Due to no action of the Soviet Union, a nuclear reactor meltdown occurs in the arsenal and the power grid temporarily collapses.

The AI’s sensors detect the disruption and fallout, leading the system to infer an attack is underway.

The president instructs the system in a shaky voice to stand down, but the AI takes the troubled voice as evidence the president is being coerced. Missiles released.

End of humanity.

The AI was simply following its programming, which led to a catastrophic error.

This is exactly the kind of deadly mistakes that humans almost made during the Cold War.

Our destruction would be attributable to our own incompetence rather than an evil AI turning on us – no different than an auto-pilot malfunctioning on a jumbo jet and sending its unfortunate passengers to their doom.

In contrast, human pilots have purposefully killed their passengers, so perhaps we should welcome self-driving cars.

Of course, humans could design AIs to kill, but again this is people killing each other, not some self-aware machine.

Western governments have already released computer viruses, such as Stuxnet, to target critical industrial infrastructure.

Future viruses could be more clever and deadly.

However, this essentially follows the arc of history where humans use available technologies to kill one another.

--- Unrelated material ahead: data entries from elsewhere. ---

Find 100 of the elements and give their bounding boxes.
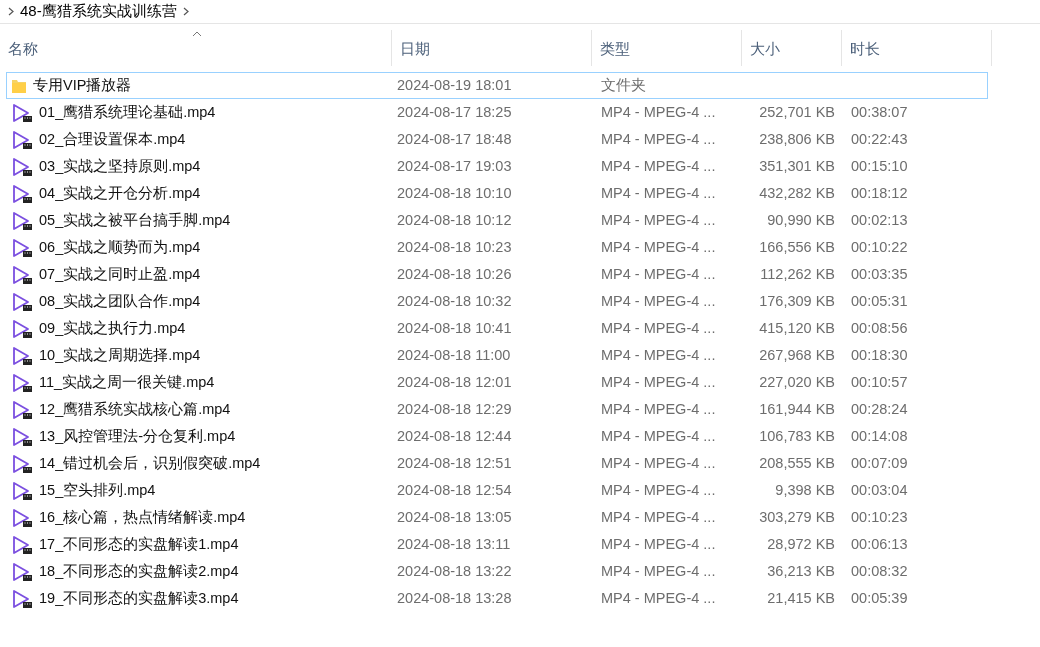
- file-row[interactable]: 17_不同形态的实盘解读1.mp4 2024-08-18 13:11 MP4 - MPEG-4 ... 28,972 KB 00:06:13: [6, 531, 988, 558]
- video-file-icon: [11, 156, 33, 177]
- type-cell: MP4 - MPEG-4 ...: [601, 130, 716, 147]
- chevron-icon: [8, 7, 14, 16]
- date-cell: 2024-08-18 12:51: [397, 454, 512, 471]
- file-row[interactable]: 01_鹰猎系统理论基础.mp4 2024-08-17 18:25 MP4 - MPEG-4 ... 252,701 KB 00:38:07: [6, 99, 988, 126]
- size-cell: 21,415 KB: [767, 589, 835, 606]
- size-cell: 415,120 KB: [759, 319, 835, 336]
- video-file-icon: [11, 183, 33, 204]
- video-file-icon: [11, 426, 33, 447]
- file-row[interactable]: 19_不同形态的实盘解读3.mp4 2024-08-18 13:28 MP4 - MPEG-4 ... 21,415 KB 00:05:39: [6, 585, 988, 612]
- date-cell: 2024-08-18 11:00: [397, 346, 511, 363]
- type-cell: MP4 - MPEG-4 ...: [601, 184, 716, 201]
- file-name: 03_实战之坚持原则.mp4: [39, 156, 201, 176]
- file-name: 14_错过机会后，识别假突破.mp4: [39, 453, 261, 473]
- type-cell: MP4 - MPEG-4 ...: [601, 292, 716, 309]
- type-cell: MP4 - MPEG-4 ...: [601, 400, 716, 417]
- date-cell: 2024-08-18 12:01: [397, 373, 512, 390]
- file-row[interactable]: 14_错过机会后，识别假突破.mp4 2024-08-18 12:51 MP4 - MPEG-4 ... 208,555 KB 00:07:09: [6, 450, 988, 477]
- duration-cell: 00:14:08: [851, 427, 908, 444]
- column-header[interactable]: 大小: [742, 30, 842, 66]
- file-name: 19_不同形态的实盘解读3.mp4: [39, 588, 239, 608]
- file-name: 06_实战之顺势而为.mp4: [39, 237, 201, 257]
- video-file-icon: [11, 588, 33, 609]
- duration-cell: 00:05:31: [851, 292, 908, 309]
- file-row[interactable]: 06_实战之顺势而为.mp4 2024-08-18 10:23 MP4 - MPEG-4 ... 166,556 KB 00:10:22: [6, 234, 988, 261]
- duration-cell: 00:10:22: [851, 238, 908, 255]
- duration-cell: 00:08:32: [851, 562, 908, 579]
- file-name: 16_核心篇，热点情绪解读.mp4: [39, 507, 246, 527]
- type-cell: MP4 - MPEG-4 ...: [601, 103, 716, 120]
- file-name: 专用VIP播放器: [33, 75, 132, 95]
- file-row[interactable]: 专用VIP播放器 2024-08-19 18:01 文件夹: [6, 72, 988, 99]
- file-row[interactable]: 07_实战之同时止盈.mp4 2024-08-18 10:26 MP4 - MPEG-4 ... 112,262 KB 00:03:35: [6, 261, 988, 288]
- date-cell: 2024-08-18 12:44: [397, 427, 512, 444]
- size-cell: 252,701 KB: [759, 103, 835, 120]
- column-header[interactable]: 类型: [592, 30, 742, 66]
- video-file-icon: [11, 318, 33, 339]
- duration-cell: 00:03:04: [851, 481, 908, 498]
- video-file-icon: [11, 345, 33, 366]
- file-row[interactable]: 16_核心篇，热点情绪解读.mp4 2024-08-18 13:05 MP4 - MPEG-4 ... 303,279 KB 00:10:23: [6, 504, 988, 531]
- type-cell: MP4 - MPEG-4 ...: [601, 265, 716, 282]
- column-header[interactable]: 日期: [392, 30, 592, 66]
- video-file-icon: [11, 237, 33, 258]
- file-name: 10_实战之周期选择.mp4: [39, 345, 201, 365]
- size-cell: 208,555 KB: [759, 454, 835, 471]
- video-file-icon: [11, 399, 33, 420]
- type-cell: MP4 - MPEG-4 ...: [601, 535, 716, 552]
- breadcrumb-item[interactable]: 48-鹰猎系统实战训练营: [20, 0, 177, 23]
- date-cell: 2024-08-18 13:28: [397, 589, 512, 606]
- date-cell: 2024-08-19 18:01: [397, 76, 512, 93]
- date-cell: 2024-08-18 12:29: [397, 400, 512, 417]
- size-cell: 36,213 KB: [767, 562, 835, 579]
- duration-cell: 00:03:35: [851, 265, 908, 282]
- duration-cell: 00:18:12: [851, 184, 908, 201]
- date-cell: 2024-08-18 13:22: [397, 562, 512, 579]
- type-cell: MP4 - MPEG-4 ...: [601, 238, 716, 255]
- file-name: 17_不同形态的实盘解读1.mp4: [39, 534, 239, 554]
- date-cell: 2024-08-18 10:10: [397, 184, 512, 201]
- video-file-icon: [11, 291, 33, 312]
- video-file-icon: [11, 507, 33, 528]
- type-cell: MP4 - MPEG-4 ...: [601, 562, 716, 579]
- file-row[interactable]: 03_实战之坚持原则.mp4 2024-08-17 19:03 MP4 - MPEG-4 ... 351,301 KB 00:15:10: [6, 153, 988, 180]
- date-cell: 2024-08-18 13:05: [397, 508, 512, 525]
- duration-cell: 00:06:13: [851, 535, 908, 552]
- date-cell: 2024-08-17 18:25: [397, 103, 512, 120]
- type-cell: MP4 - MPEG-4 ...: [601, 454, 716, 471]
- file-name: 05_实战之被平台搞手脚.mp4: [39, 210, 231, 230]
- size-cell: 351,301 KB: [759, 157, 835, 174]
- file-row[interactable]: 05_实战之被平台搞手脚.mp4 2024-08-18 10:12 MP4 - MPEG-4 ... 90,990 KB 00:02:13: [6, 207, 988, 234]
- file-row[interactable]: 10_实战之周期选择.mp4 2024-08-18 11:00 MP4 - MPEG-4 ... 267,968 KB 00:18:30: [6, 342, 988, 369]
- video-file-icon: [11, 102, 33, 123]
- file-row[interactable]: 15_空头排列.mp4 2024-08-18 12:54 MP4 - MPEG-4 ... 9,398 KB 00:03:04: [6, 477, 988, 504]
- type-cell: MP4 - MPEG-4 ...: [601, 508, 716, 525]
- file-row[interactable]: 11_实战之周一很关键.mp4 2024-08-18 12:01 MP4 - MPEG-4 ... 227,020 KB 00:10:57: [6, 369, 988, 396]
- size-cell: 176,309 KB: [759, 292, 835, 309]
- date-cell: 2024-08-18 10:26: [397, 265, 512, 282]
- size-cell: 9,398 KB: [775, 481, 835, 498]
- size-cell: 90,990 KB: [767, 211, 835, 228]
- file-name: 02_合理设置保本.mp4: [39, 129, 186, 149]
- date-cell: 2024-08-18 13:11: [397, 535, 511, 552]
- file-row[interactable]: 12_鹰猎系统实战核心篇.mp4 2024-08-18 12:29 MP4 - MPEG-4 ... 161,944 KB 00:28:24: [6, 396, 988, 423]
- type-cell: MP4 - MPEG-4 ...: [601, 346, 716, 363]
- type-cell: MP4 - MPEG-4 ...: [601, 589, 716, 606]
- file-row[interactable]: 13_风控管理法-分仓复利.mp4 2024-08-18 12:44 MP4 - MPEG-4 ... 106,783 KB 00:14:08: [6, 423, 988, 450]
- file-row[interactable]: 04_实战之开仓分析.mp4 2024-08-18 10:10 MP4 - MPEG-4 ... 432,282 KB 00:18:12: [6, 180, 988, 207]
- video-file-icon: [11, 534, 33, 555]
- column-header[interactable]: 时长: [842, 30, 992, 66]
- duration-cell: 00:10:57: [851, 373, 908, 390]
- type-cell: MP4 - MPEG-4 ...: [601, 481, 716, 498]
- file-name: 18_不同形态的实盘解读2.mp4: [39, 561, 239, 581]
- column-header[interactable]: 名称: [0, 30, 392, 66]
- file-row[interactable]: 18_不同形态的实盘解读2.mp4 2024-08-18 13:22 MP4 - MPEG-4 ... 36,213 KB 00:08:32: [6, 558, 988, 585]
- file-row[interactable]: 09_实战之执行力.mp4 2024-08-18 10:41 MP4 - MPEG-4 ... 415,120 KB 00:08:56: [6, 315, 988, 342]
- size-cell: 161,944 KB: [759, 400, 835, 417]
- file-row[interactable]: 08_实战之团队合作.mp4 2024-08-18 10:32 MP4 - MPEG-4 ... 176,309 KB 00:05:31: [6, 288, 988, 315]
- type-cell: 文件夹: [601, 76, 646, 93]
- chevron-icon: [182, 7, 189, 16]
- duration-cell: 00:10:23: [851, 508, 908, 525]
- file-name: 07_实战之同时止盈.mp4: [39, 264, 201, 284]
- file-row[interactable]: 02_合理设置保本.mp4 2024-08-17 18:48 MP4 - MPEG-4 ... 238,806 KB 00:22:43: [6, 126, 988, 153]
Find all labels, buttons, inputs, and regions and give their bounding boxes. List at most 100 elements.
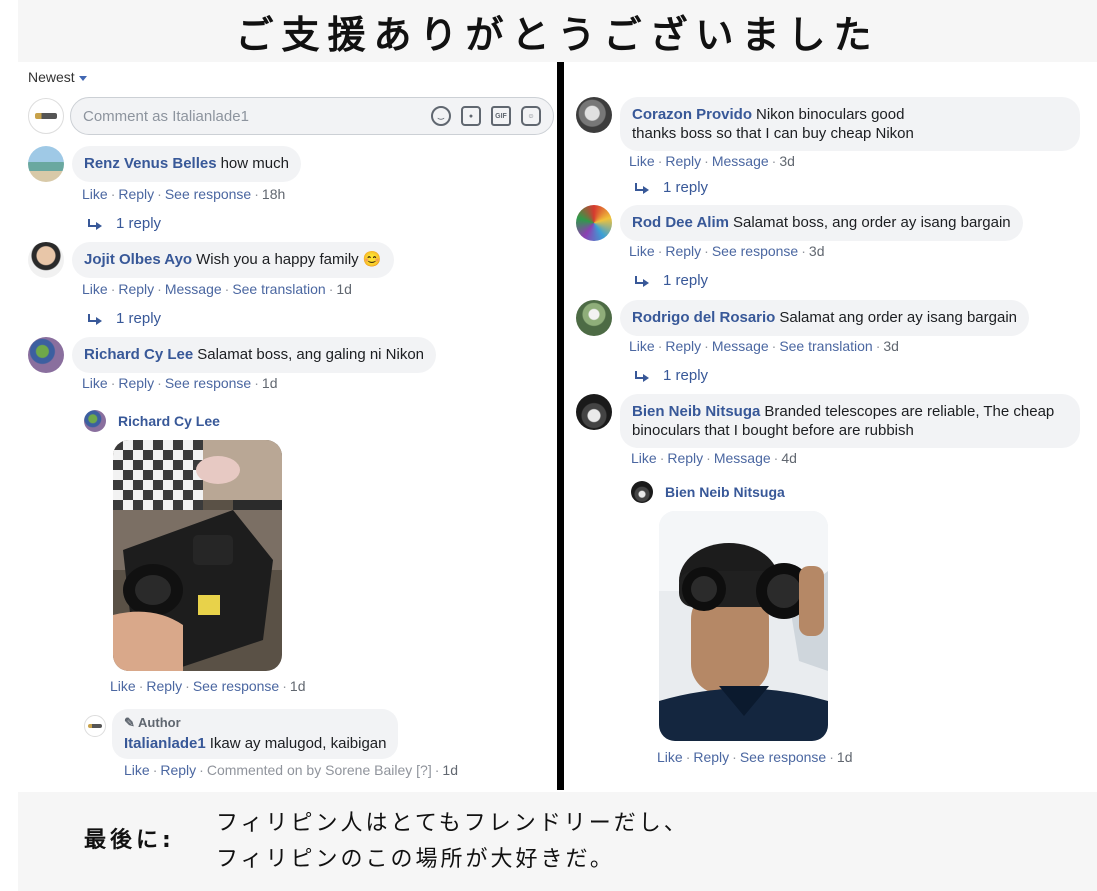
reply-link[interactable]: Reply — [693, 749, 729, 765]
page-title: ご支援ありがとうございました — [235, 12, 880, 57]
help-link[interactable]: [?] — [416, 762, 432, 778]
view-replies[interactable]: 1 reply — [635, 272, 708, 289]
view-replies[interactable]: 1 reply — [635, 179, 708, 196]
timestamp: 18h — [261, 186, 286, 202]
reply-link[interactable]: Reply — [665, 153, 701, 169]
like-link[interactable]: Like — [629, 338, 655, 354]
timestamp: 1d — [289, 678, 306, 694]
comment-item: Rodrigo del Rosario Salamat ang order ay … — [576, 300, 1029, 336]
timestamp: 3d — [883, 338, 899, 354]
avatar[interactable] — [84, 715, 106, 737]
commenter-name[interactable]: Italianlade1 — [124, 735, 206, 752]
like-link[interactable]: Like — [629, 153, 655, 169]
see-translation-link[interactable]: See translation — [779, 338, 872, 354]
comment-item: Corazon Provido Nikon binoculars good tha… — [576, 97, 1080, 151]
see-response-link[interactable]: See response — [165, 375, 251, 391]
avatar[interactable] — [84, 410, 106, 432]
commenter-name[interactable]: Richard Cy Lee — [84, 346, 193, 363]
pencil-icon: ✎ — [124, 715, 135, 730]
avatar[interactable] — [576, 97, 612, 133]
avatar[interactable] — [28, 242, 64, 278]
reply-arrow-icon — [635, 370, 649, 382]
avatar[interactable] — [28, 337, 64, 373]
replies-count: 1 reply — [116, 310, 162, 327]
message-link[interactable]: Message — [165, 281, 222, 297]
man-with-binoculars-photo[interactable] — [659, 511, 828, 741]
see-translation-link[interactable]: See translation — [232, 281, 325, 297]
comment-bubble: Renz Venus Belles how much — [72, 146, 301, 182]
comment-item: Rod Dee Alim Salamat boss, ang order ay i… — [576, 205, 1023, 241]
sort-dropdown[interactable]: Newest — [28, 69, 87, 85]
commenter-name[interactable]: Bien Neib Nitsuga — [632, 403, 760, 420]
comment-item: Jojit Olbes Ayo Wish you a happy family 😊 — [28, 242, 394, 278]
comment-actions: Like · Reply · Message · See translation · 3d — [629, 338, 899, 354]
message-link[interactable]: Message — [712, 153, 769, 169]
see-response-link[interactable]: See response — [740, 749, 826, 765]
commented-on-text: Commented on by Sorene Bailey — [206, 762, 413, 778]
page-banner: ご支援ありがとうございました — [18, 0, 1097, 62]
like-link[interactable]: Like — [82, 375, 108, 391]
composer-avatar — [28, 98, 64, 134]
commenter-name[interactable]: Corazon Provido — [632, 106, 752, 123]
avatar[interactable] — [576, 394, 612, 430]
reply-link[interactable]: Reply — [146, 678, 182, 694]
reply-link[interactable]: Reply — [118, 186, 154, 202]
commenter-name[interactable]: Jojit Olbes Ayo — [84, 251, 192, 268]
comment-actions: Like · Reply · Message · 3d — [629, 153, 795, 169]
reply-arrow-icon — [635, 182, 649, 194]
binoculars-photo[interactable] — [113, 440, 282, 671]
comment-bubble: Rodrigo del Rosario Salamat ang order ay … — [620, 300, 1029, 336]
see-response-link[interactable]: See response — [165, 186, 251, 202]
view-replies[interactable]: 1 reply — [88, 215, 161, 232]
comment-text: Wish you a happy family 😊 — [196, 251, 382, 268]
reply-link[interactable]: Reply — [667, 450, 703, 466]
message-link[interactable]: Message — [714, 450, 771, 466]
timestamp: 1d — [261, 375, 278, 391]
like-link[interactable]: Like — [110, 678, 136, 694]
comment-text: Ikaw ay malugod, kaibigan — [209, 735, 387, 752]
like-link[interactable]: Like — [82, 186, 108, 202]
comment-text-line2: thanks boss so that I can buy cheap Niko… — [632, 125, 914, 142]
reply-link[interactable]: Reply — [160, 762, 196, 778]
avatar[interactable] — [631, 481, 653, 503]
replies-count: 1 reply — [663, 367, 709, 384]
avatar[interactable] — [576, 300, 612, 336]
message-link[interactable]: Message — [712, 338, 769, 354]
replies-count: 1 reply — [663, 272, 709, 289]
comment-bubble: Richard Cy Lee Salamat boss, ang galing n… — [72, 337, 437, 373]
like-link[interactable]: Like — [82, 281, 108, 297]
reply-link[interactable]: Reply — [118, 281, 154, 297]
commenter-name[interactable]: Bien Neib Nitsuga — [665, 484, 785, 500]
commenter-name[interactable]: Richard Cy Lee — [118, 413, 220, 429]
comment-input[interactable]: Comment as Italianlade1 ‿ ● GIF ☺ — [70, 97, 554, 135]
reply-link[interactable]: Reply — [665, 338, 701, 354]
author-badge: ✎ Author — [124, 715, 181, 730]
comment-text-line2: binoculars that I bought before are rubb… — [632, 422, 914, 439]
comment-actions: Like · Reply · Message · 4d — [631, 450, 797, 466]
view-replies[interactable]: 1 reply — [635, 367, 708, 384]
sticker-icon[interactable]: ☺ — [521, 106, 541, 126]
like-link[interactable]: Like — [629, 243, 655, 259]
like-link[interactable]: Like — [631, 450, 657, 466]
smile-icon[interactable]: ‿ — [431, 106, 451, 126]
comment-bubble: Rod Dee Alim Salamat boss, ang order ay i… — [620, 205, 1023, 241]
camera-icon[interactable]: ● — [461, 106, 481, 126]
author-reply: ✎ Author Italianlade1 Ikaw ay malugod, ka… — [84, 709, 399, 759]
commenter-name[interactable]: Renz Venus Belles — [84, 155, 217, 172]
see-response-link[interactable]: See response — [193, 678, 279, 694]
view-replies[interactable]: 1 reply — [88, 310, 161, 327]
avatar[interactable] — [576, 205, 612, 241]
timestamp: 1d — [442, 762, 458, 778]
like-link[interactable]: Like — [124, 762, 150, 778]
reply-link[interactable]: Reply — [118, 375, 154, 391]
timestamp: 1d — [836, 749, 853, 765]
like-link[interactable]: Like — [657, 749, 683, 765]
commenter-name[interactable]: Rod Dee Alim — [632, 214, 729, 231]
see-response-link[interactable]: See response — [712, 243, 798, 259]
reply-link[interactable]: Reply — [665, 243, 701, 259]
commenter-name[interactable]: Rodrigo del Rosario — [632, 309, 775, 326]
comment-item: Renz Venus Belles how much — [28, 146, 301, 182]
avatar[interactable] — [28, 146, 64, 182]
gif-icon[interactable]: GIF — [491, 106, 511, 126]
comment-text: Salamat ang order ay isang bargain — [779, 309, 1017, 326]
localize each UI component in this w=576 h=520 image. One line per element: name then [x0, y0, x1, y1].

There are real dangers from AI but they tend to be economic and social in nature.

Clever AI will create tremendous wealth for society, but will leave many people without jobs.

Unlike the industrial revolution, there may not be jobs for segments of society as machines may be better at every possible job.

There will not be a flood of replacement “AI repair person” jobs to take up the slack.

So the real challenge will be how to properly assist those (most of us?) who are displaced by AI.

Another issue will be the fact that people will not look after one another as machines permanently displace entire classes of labour, such as healthcare workers.

Fortunately, the governments may prove more level-headed than tech celebrities if they choose to listen to nuanced advice.

A recent report by the UK’s House of Commons Science and Technology Committee on the risks of AI, for example, focuses on economic, social and ethical concerns.

The take-home message was that AI will make industry more efficient, but may also destabilise society.

If we are going to worry about the future of humanity we should focus on the real challenges, such as climate change and weapons of mass destruction rather than fanciful killer AI robots.